A World of Real People
From Music and the Spoken Word
Delivered By: Lloyd D. Newell

One of the remarkable things about humans is that we care about others—those we know personally and even those we don’t. With a few rare exceptions, most of us genuinely care about the well-being of others, and we do our best to help and not harm. And yet in our technology-filled world, we sometimes don’t even notice others or their needs, and so our good intentions go unfulfilled.

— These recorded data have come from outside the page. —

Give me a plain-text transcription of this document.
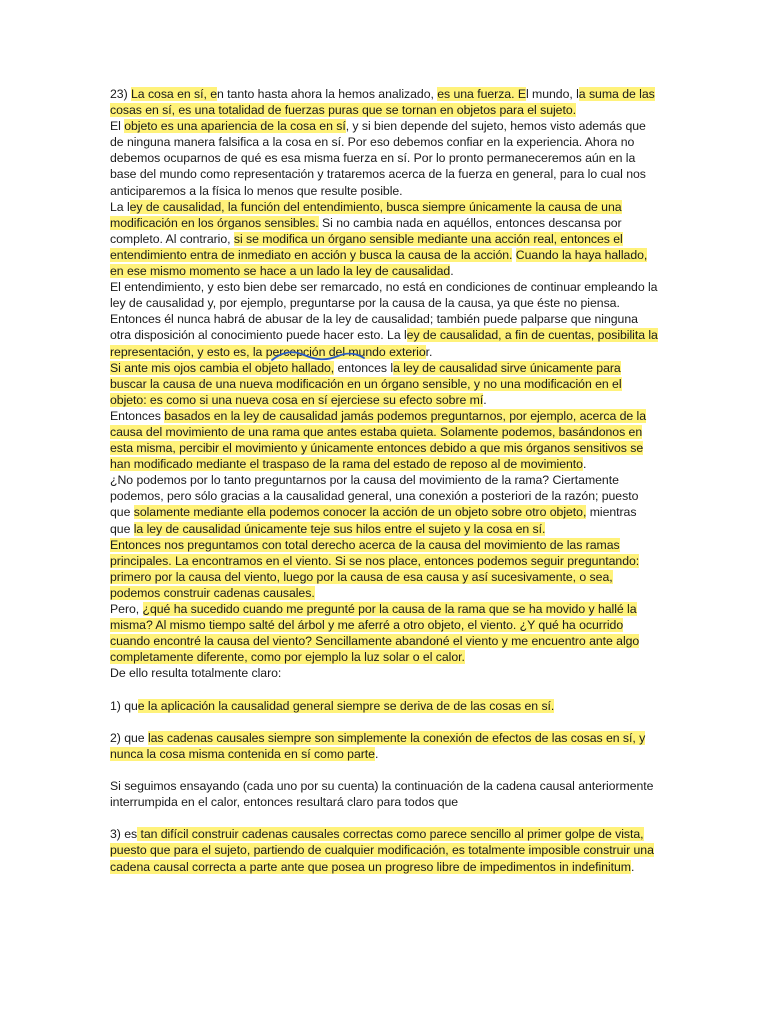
23) La cosa en sí, en tanto hasta ahora la hemos analizado, es una fuerza. El mundo, la suma de las cosas en sí, es una totalidad de fuerzas puras que se tornan en objetos para el sujeto.

El objeto es una apariencia de la cosa en sí, y si bien depende del sujeto, hemos visto además que de ninguna manera falsifica a la cosa en sí. Por eso debemos confiar en la experiencia. Ahora no debemos ocuparnos de qué es esa misma fuerza en sí. Por lo pronto permaneceremos aún en la base del mundo como representación y trataremos acerca de la fuerza en general, para lo cual nos anticiparemos a la física lo menos que resulte posible.

La ley de causalidad, la función del entendimiento, busca siempre únicamente la causa de una modificación en los órganos sensibles. Si no cambia nada en aquéllos, entonces descansa por completo. Al contrario, si se modifica un órgano sensible mediante una acción real, entonces el entendimiento entra de inmediato en acción y busca la causa de la acción. Cuando la haya hallado, en ese mismo momento se hace a un lado la ley de causalidad.

El entendimiento, y esto bien debe ser remarcado, no está en condiciones de continuar empleando la ley de causalidad y, por ejemplo, preguntarse por la causa de la causa, ya que éste no piensa. Entonces él nunca habrá de abusar de la ley de causalidad; también puede palparse que ninguna otra disposición al conocimiento puede hacer esto. La ley de causalidad, a fin de cuentas, posibilita la representación, y esto es, la percepción del mundo exterior.

Si ante mis ojos cambia el objeto hallado, entonces la ley de causalidad sirve únicamente para buscar la causa de una nueva modificación en un órgano sensible, y no una modificación en el objeto: es como si una nueva cosa en sí ejerciese su efecto sobre mí.

Entonces basados en la ley de causalidad jamás podemos preguntarnos, por ejemplo, acerca de la causa del movimiento de una rama que antes estaba quieta. Solamente podemos, basándonos en esta misma, percibir el movimiento y únicamente entonces debido a que mis órganos sensitivos se han modificado mediante el traspaso de la rama del estado de reposo al de movimiento.

¿No podemos por lo tanto preguntarnos por la causa del movimiento de la rama? Ciertamente podemos, pero sólo gracias a la causalidad general, una conexión a posteriori de la razón; puesto que solamente mediante ella podemos conocer la acción de un objeto sobre otro objeto, mientras que la ley de causalidad únicamente teje sus hilos entre el sujeto y la cosa en sí.

Entonces nos preguntamos con total derecho acerca de la causa del movimiento de las ramas principales. La encontramos en el viento. Si se nos place, entonces podemos seguir preguntando: primero por la causa del viento, luego por la causa de esa causa y así sucesivamente, o sea, podemos construir cadenas causales.

Pero, ¿qué ha sucedido cuando me pregunté por la causa de la rama que se ha movido y hallé la misma? Al mismo tiempo salté del árbol y me aferré a otro objeto, el viento. ¿Y qué ha ocurrido cuando encontré la causa del viento? Sencillamente abandoné el viento y me encuentro ante algo completamente diferente, como por ejemplo la luz solar o el calor.

De ello resulta totalmente claro:

1) que la aplicación la causalidad general siempre se deriva de de las cosas en sí.

2) que las cadenas causales siempre son simplemente la conexión de efectos de las cosas en sí, y nunca la cosa misma contenida en sí como parte.

Si seguimos ensayando (cada uno por su cuenta) la continuación de la cadena causal anteriormente interrumpida en el calor, entonces resultará claro para todos que

3) es tan difícil construir cadenas causales correctas como parece sencillo al primer golpe de vista, puesto que para el sujeto, partiendo de cualquier modificación, es totalmente imposible construir una cadena causal correcta a parte ante que posea un progreso libre de impedimentos in indefinitum.
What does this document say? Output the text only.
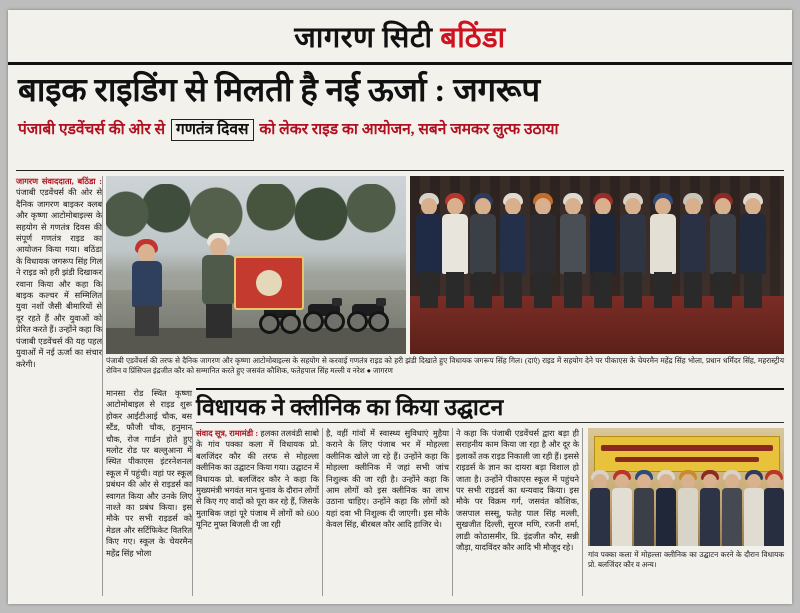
जागरण सिटी बठिंडा
बाइक राइडिंग से मिलती है नई ऊर्जा : जगरूप
पंजाबी एडवेंचर्स की ओर से गणतंत्र दिवस को लेकर राइड का आयोजन, सबने जमकर लुत्फ उठाया
जागरण संवाददाता, बठिंडा : पंजाबी एडवेंचर्स की ओर से दैनिक जागरण बाइकर क्लब और कृष्णा आटोमोबाइल्स के सहयोग से गणतंत्र दिवस की संपूर्ण गणतंत्र राइड का आयोजन किया गया। बठिंडा के विधायक जगरूप सिंह गिल ने राइड को हरी झंडी दिखाकर रवाना किया और कहा कि बाइक कल्चर में सम्मिलित युवा नशों जैसी बीमारियों से दूर रहते हैं और युवाओं को प्रेरित करते हैं। उन्होंने कहा कि पंजाबी एडवेंचर्स की यह पहल युवाओं में नई ऊर्जा का संचार करेगी।	पंजाबी एडवेंचर्स की तरफ से दैनिक जागरण और कृष्णा आटोमोबाइल्स के सहयोग से करवाई गणतंत्र राइड को हरी झंडी दिखाते हुए विधायक जगरूप सिंह गिल। (दाएं) राइड में सहयोग देने पर पीकाएस के चेयरमैन महेंद्र सिंह भोला, प्रधान धर्मिंदर सिंह, महरास्ट्रीय रोविन व प्रिंसिपल इंद्रजीत कौर को सम्मानित करते हुए जसवंत कौशिक, फतेहपाल सिंह मल्ली व नरेश ● जागरण
विधायक ने क्लीनिक का किया उद्घाटन
मानसा रोड स्थित कृष्णा आटोमोबाइल से राइड शुरू होकर आईटीआई चौक, बस स्टैंड, फौजी चौक, हनुमान चौक, रोज गार्डन होते हुए मलोट रोड पर बल्लुआना में स्थित पीकाएस इंटरनेशनल स्कूल में पहुंची। वहां पर स्कूल प्रबंधन की ओर से राइडर्स का स्वागत किया और उनके लिए नाश्ते का प्रबंध किया। इस मौके पर सभी राइडर्स को मेडल और सर्टिफिकेट वितरित किए गए। स्कूल के चेयरमैन महेंद्र सिंह भोला
संवाद सूत्र, रामामंडी : हलका तलवंडी साबो के गांव पक्का कला में विधायक प्रो. बलजिंदर कौर की तरफ से मोहल्ला क्लीनिक का उद्घाटन किया गया। उद्घाटन में विधायक प्रो. बलजिंदर कौर ने कहा कि मुख्यमंत्री भगवंत मान चुनाव के दौरान लोगों से किए गए वादों को पूरा कर रहे हैं, जिसके मुताबिक जहां पूरे पंजाब में लोगों को 600 यूनिट मुफ्त बिजली दी जा रही
है, वहीं गांवों में स्वास्थ्य सुविधाएं मुहैया कराने के लिए पंजाब भर में मोहल्ला क्लीनिक खोले जा रहे हैं। उन्होंने कहा कि मोहल्ला क्लीनिक में जहां सभी जांच निशुल्क की जा रही है। उन्होंने कहा कि आम लोगों को इस क्लीनिक का लाभ उठाना चाहिए। उन्होंने कहा कि लोगों को यहां दवा भी निशुल्क दी जाएगी। इस मौके केवल सिंह, बीरबल कौर आदि हाजिर थे।
ने कहा कि पंजाबी एडवेंचर्स द्वारा बड़ा ही सराहनीय काम किया जा रहा है और दूर के इलाकों तक राइड निकाली जा रही हैं। इससे राइडर्स के ज्ञान का दायरा बड़ा विशाल हो जाता है। उन्होंने पीकाएस स्कूल में पहुंचने पर सभी राइडर्स का धन्यवाद किया। इस मौके पर विक्रम गर्ग, जसवंत कौशिक, जसपाल सस्सू, फतेह पाल सिंह मल्ली, सुखजीत दिल्ली, सुरज मणि, रजनी शर्मा, लाडी कोठासमीर, प्रि. इंद्रजीत कौर, सन्नी जौड़ा, यादविंदर कौर आदि भी मौजूद रहे।
गांव पक्का कला में मोहल्ला क्लीनिक का उद्घाटन करने के दौरान विधायक प्रो. बलजिंदर कौर व अन्य।
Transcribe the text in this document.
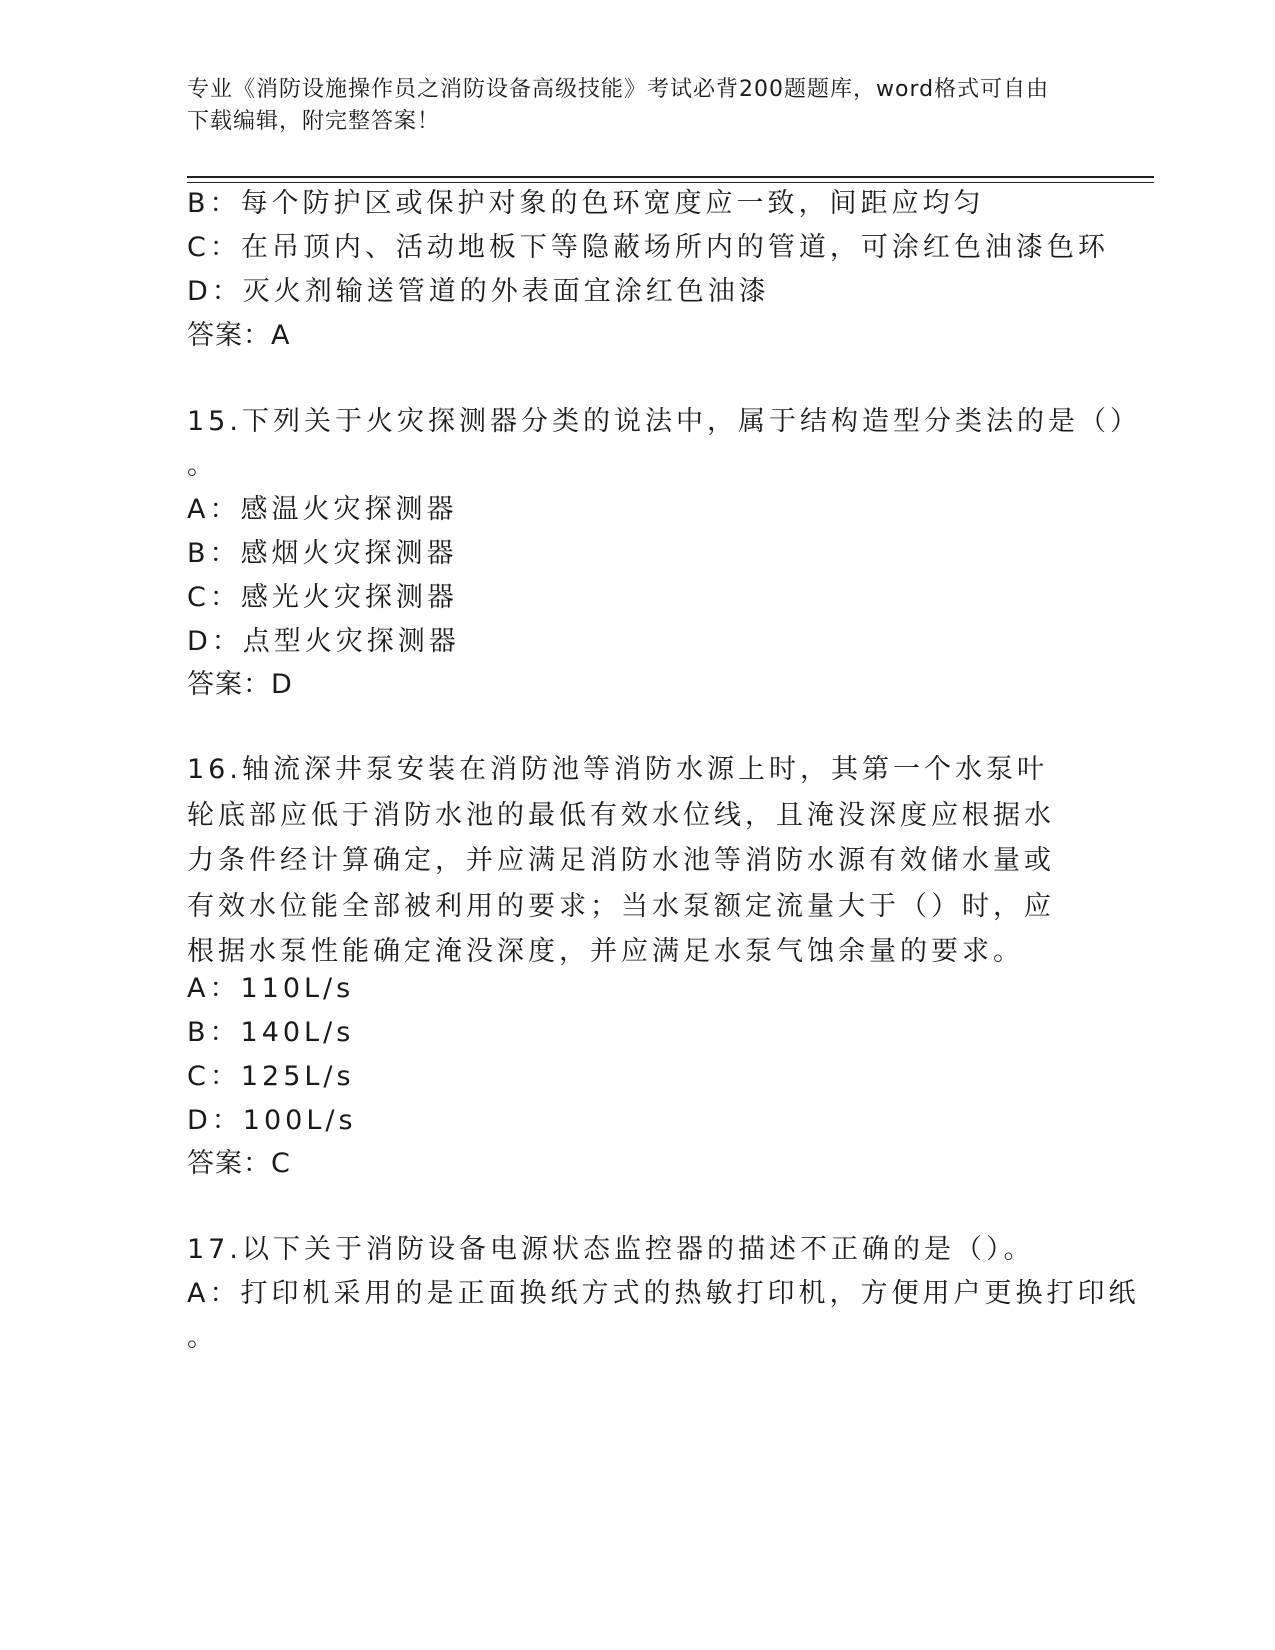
专业《消防设施操作员之消防设备高级技能》考试必背200题题库，word格式可自由下载编辑，附完整答案！
B：每个防护区或保护对象的色环宽度应一致，间距应均匀
C：在吊顶内、活动地板下等隐蔽场所内的管道，可涂红色油漆色环
D：灭火剂输送管道的外表面宜涂红色油漆
答案：A
15.下列关于火灾探测器分类的说法中，属于结构造型分类法的是（）
。
A：感温火灾探测器
B：感烟火灾探测器
C：感光火灾探测器
D：点型火灾探测器
答案：D
16.轴流深井泵安装在消防池等消防水源上时，其第一个水泵叶轮底部应低于消防水池的最低有效水位线，且淹没深度应根据水力条件经计算确定，并应满足消防水池等消防水源有效储水量或有效水位能全部被利用的要求；当水泵额定流量大于（）时，应根据水泵性能确定淹没深度，并应满足水泵气蚀余量的要求。
A：110L/s
B：140L/s
C：125L/s
D：100L/s
答案：C
17.以下关于消防设备电源状态监控器的描述不正确的是（）。
A：打印机采用的是正面换纸方式的热敏打印机，方便用户更换打印纸
。
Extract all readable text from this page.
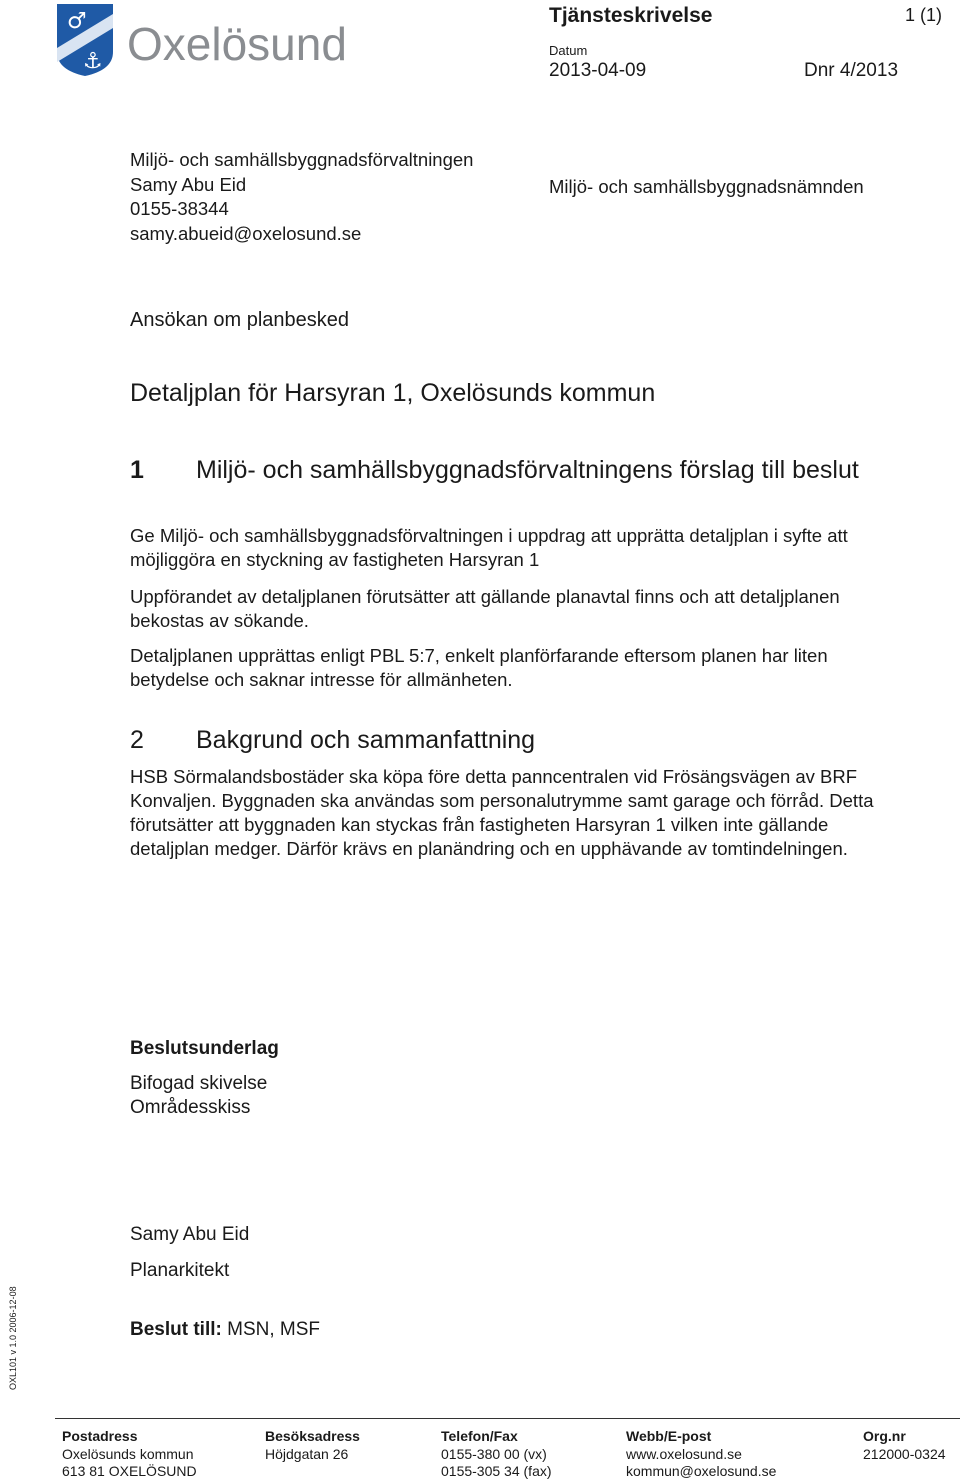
♂
⚓ Oxelösund
Tjänsteskrivelse	1 (1)
Datum
2013-04-09	Dnr 4/2013
Miljö- och samhällsbyggnadsförvaltningen
Samy Abu Eid
0155-38344
samy.abueid@oxelosund.se
Miljö- och samhällsbyggnadsnämnden
Ansökan om planbesked
Detaljplan för Harsyran 1, Oxelösunds kommun
1 Miljö- och samhällsbyggnadsförvaltningens förslag till beslut
Ge Miljö- och samhällsbyggnadsförvaltningen i uppdrag att upprätta detaljplan i syfte att möjliggöra en styckning av fastigheten Harsyran 1
Uppförandet av detaljplanen förutsätter att gällande planavtal finns och att detaljplanen bekostas av sökande.
Detaljplanen upprättas enligt PBL 5:7, enkelt planförfarande eftersom planen har liten betydelse och saknar intresse för allmänheten.
2 Bakgrund och sammanfattning
HSB Sörmalandsbostäder ska köpa före detta panncentralen vid Frösängsvägen av BRF Konvaljen. Byggnaden ska användas som personalutrymme samt garage och förråd. Detta förutsätter att byggnaden kan styckas från fastigheten Harsyran 1 vilken inte gällande detaljplan medger. Därför krävs en planändring och en upphävande av tomtindelningen.
Beslutsunderlag
Bifogad skivelse
Områdesskiss
Samy Abu Eid
Planarkitekt
Beslut till: MSN, MSF
OXL101 v 1.0 2006-12-08
Postadress
Oxelösunds kommun
613 81 OXELÖSUND
Besöksadress
Höjdgatan 26
Telefon/Fax
0155-380 00 (vx)
0155-305 34 (fax)
Webb/E-post
www.oxelosund.se
kommun@oxelosund.se
Org.nr
212000-0324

Cell phones, computers, and other high-tech tools enrich our lives in countless and amazing ways, but they can also distract and even endanger us. Ironically, they can make us aware of current events a world away but oblivious to what is happening around us. In a sense, life may pass us by because our heads are down, our ears are plugged, and our thoughts are elsewhere. Just a few weeks ago, a woman stood for quite some time in a grocery line next to her neighbor, but both were so focused on their smartphones that they did not even notice or speak to each other.

As one writer observed: “Our use of technology has fundamentally changed not just our awareness in public spaces but our sense of duty to others. Engaged with the glowing screens in front of us rather than with the people around us, we often honestly don’t notice what is going on."1

Some have found it helpful from time to time to unplug certain devices and just listen and look—truly take in the array of sights and sounds, truly look at the glorious world and the people in it. One man found that turning off the world’s noise during his drive home from work helped him relax and arrive home refreshed. A family with grown children decided to be more intentional about making time for face-to-face conversations, not just screen-to-screen interactions.

There’s no doubt we live in a wired world, but we also live in a world of real people. We can choose to turn our thoughts to them and tune our hearts to their needs.

1 Christine Rosen, “Are Smartphones Turning Us into Bad Samaritans?” Wall Street Journal, Oct. 26–27, 2013, C3.